Mx: asymptomatic = conservative, symptomatic = laparoscopic cholecystectomy
Management of cholecystitis
Inflammation of gallbladder and key complication of cholelithiasis
Fever, N+V, tachycardia, tachypnoea, Murphy’s sign (pressure on RUQ stops inhalation due to pain)

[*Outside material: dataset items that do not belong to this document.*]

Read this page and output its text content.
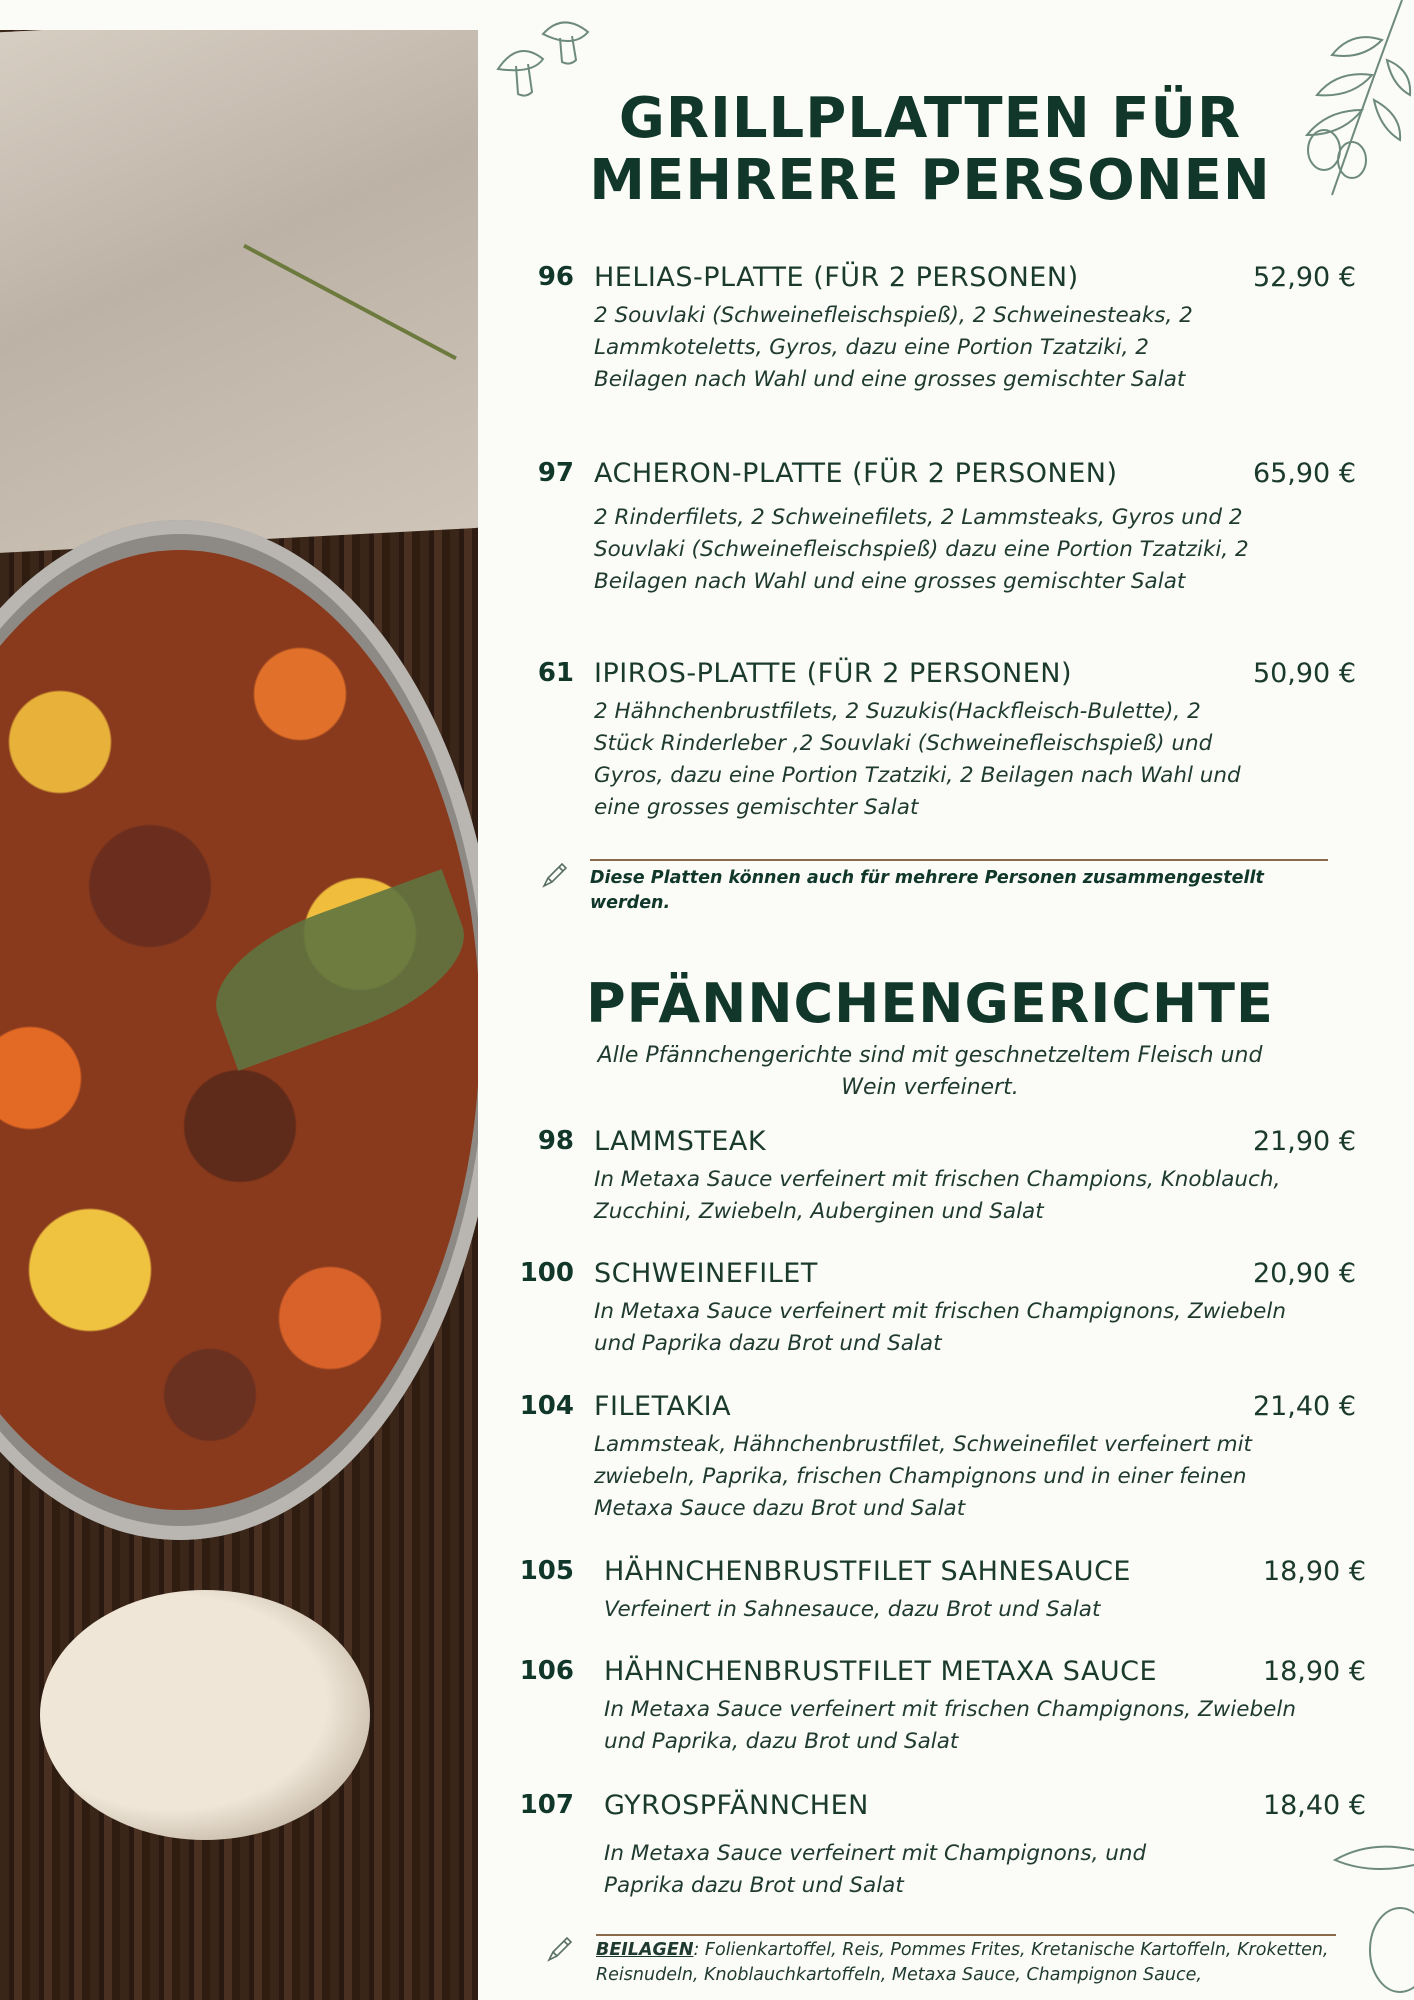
GRILLPLATTEN FÜR
MEHRERE PERSONEN
96 HELIAS-PLATTE (FÜR 2 PERSONEN)	52,90 €
2 Souvlaki (Schweinefleischspieß), 2 Schweinesteaks, 2 Lammkoteletts, Gyros, dazu eine Portion Tzatziki, 2 Beilagen nach Wahl und eine grosses gemischter Salat
97 ACHERON-PLATTE (FÜR 2 PERSONEN)	65,90 €
2 Rinderfilets, 2 Schweinefilets, 2 Lammsteaks, Gyros und 2 Souvlaki (Schweinefleischspieß) dazu eine Portion Tzatziki, 2 Beilagen nach Wahl und eine grosses gemischter Salat
61 IPIROS-PLATTE (FÜR 2 PERSONEN)	50,90 €
2 Hähnchenbrustfilets, 2 Suzukis(Hackfleisch-Bulette), 2 Stück Rinderleber ,2 Souvlaki (Schweinefleischspieß) und Gyros, dazu eine Portion Tzatziki, 2 Beilagen nach Wahl und eine grosses gemischter Salat
Diese Platten können auch für mehrere Personen zusammengestellt werden.
PFÄNNCHENGERICHTE
Alle Pfännchengerichte sind mit geschnetzeltem Fleisch und Wein verfeinert.
98 LAMMSTEAK	21,90 €
In Metaxa Sauce verfeinert mit frischen Champions, Knoblauch, Zucchini, Zwiebeln, Auberginen und Salat
100 SCHWEINEFILET	20,90 €
In Metaxa Sauce verfeinert mit frischen Champignons, Zwiebeln und Paprika dazu Brot und Salat
104 FILETAKIA	21,40 €
Lammsteak, Hähnchenbrustfilet, Schweinefilet verfeinert mit zwiebeln, Paprika, frischen Champignons und in einer feinen Metaxa Sauce dazu Brot und Salat
105 HÄHNCHENBRUSTFILET SAHNESAUCE	18,90 €
Verfeinert in Sahnesauce, dazu Brot und Salat
106 HÄHNCHENBRUSTFILET METAXA SAUCE	18,90 €
In Metaxa Sauce verfeinert mit frischen Champignons, Zwiebeln und Paprika, dazu Brot und Salat
107 GYROSPFÄNNCHEN	18,40 €
In Metaxa Sauce verfeinert mit Champignons, und Paprika dazu Brot und Salat
BEILAGEN: Folienkartoffel, Reis, Pommes Frites, Kretanische Kartoffeln, Kroketten, Reisnudeln, Knoblauchkartoffeln, Metaxa Sauce, Champignon Sauce,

- Emergency hospital admission
- IV fluids
- Nil by mouth
- Antibiotics
Endoscopic retrograde cholangiopancreatography (ERCP) - inserting endoscopy into the common bile duct to the sphincter of Oddi = removal of gallbladders in the common bile duct
Surgery = cholecystectomy
Appendicitis
Inflammation of appendix
Peak incidence: 10 - 20 years old
Food and bacteria become trapped at the opening of the appendix = infection, inflammation, gangrene, rupture = peritonitis
Key features: central abdo pain that moves to RIF within 24hrs, fever, nausea and vomiting, guarding, rebound tenderness, Rovsing’s sign (pressure on LIF causes pain in RF)
Dx: history and examination, CT scan when other pathology possible, USS in females to exclude ectopic and ovarian pathologies
Mx: emergency admission under surgical team for appendectomy (usually laparoscopic)
Pyelonephritis
Inflammation of kidney due to bacterial infection, affects renal pelvis and parenchyma)
RFs: female, vesicoureteric reflux, structural urological abnormalities, pregnancy, diabetes
Causes: E.coli (same as lower UTI), klebsiella pneumoniae
Key features: dysuria, suprapubic discomfort and increased frequency + triad of: fever, loin pain/back pain, nausea/vomiting
Dx: urine dipstick (blood, nitrites, leukocytes) midstream urine (MSU) for microscopy, culture and sensitivities, bloods (raised CRP + raised WCC)
Mx: refer to hospital if sepsis or not safe to manage in community
Antibiotics: 7 - 10 days
- Cefalexin
- Co-amoxiclav (sensitivities known)
- Trimethoprim (sensitivities known)
- Ciprofloxacin (keep lowered seizure threshold in mind)
Systematically unwell patients need sepsis six pathway - 3 tests, 3 treatments
Tests: blood culture, blood lactate, urine output
Treatments: O2 to maintain 94 - 98%, empirical broad-spec abx, IV fluids
Eczema (atopic eczema - a type of dermatitis)
Chronic atopic skin condition, caused by defects in the skin barrier = inflammation
Triggers: cold weather, certain foods, stress, washing powders
Key features:
- Starts in infancy
- Erythematous, weeping/crusted (exudative) and vesicular patches and lesions.
- Flexor surfaces (inside elbows/knees), neck and face
Mx: flares and maintenance
Maintenance: artificial skin barrier with emollients, as greasy as tolerated and as often as possible
Acute: thicker emollients, topical steroids, wet wraps, tx infections (staphylococcus aureus or eczema herpeticum - HSV infection)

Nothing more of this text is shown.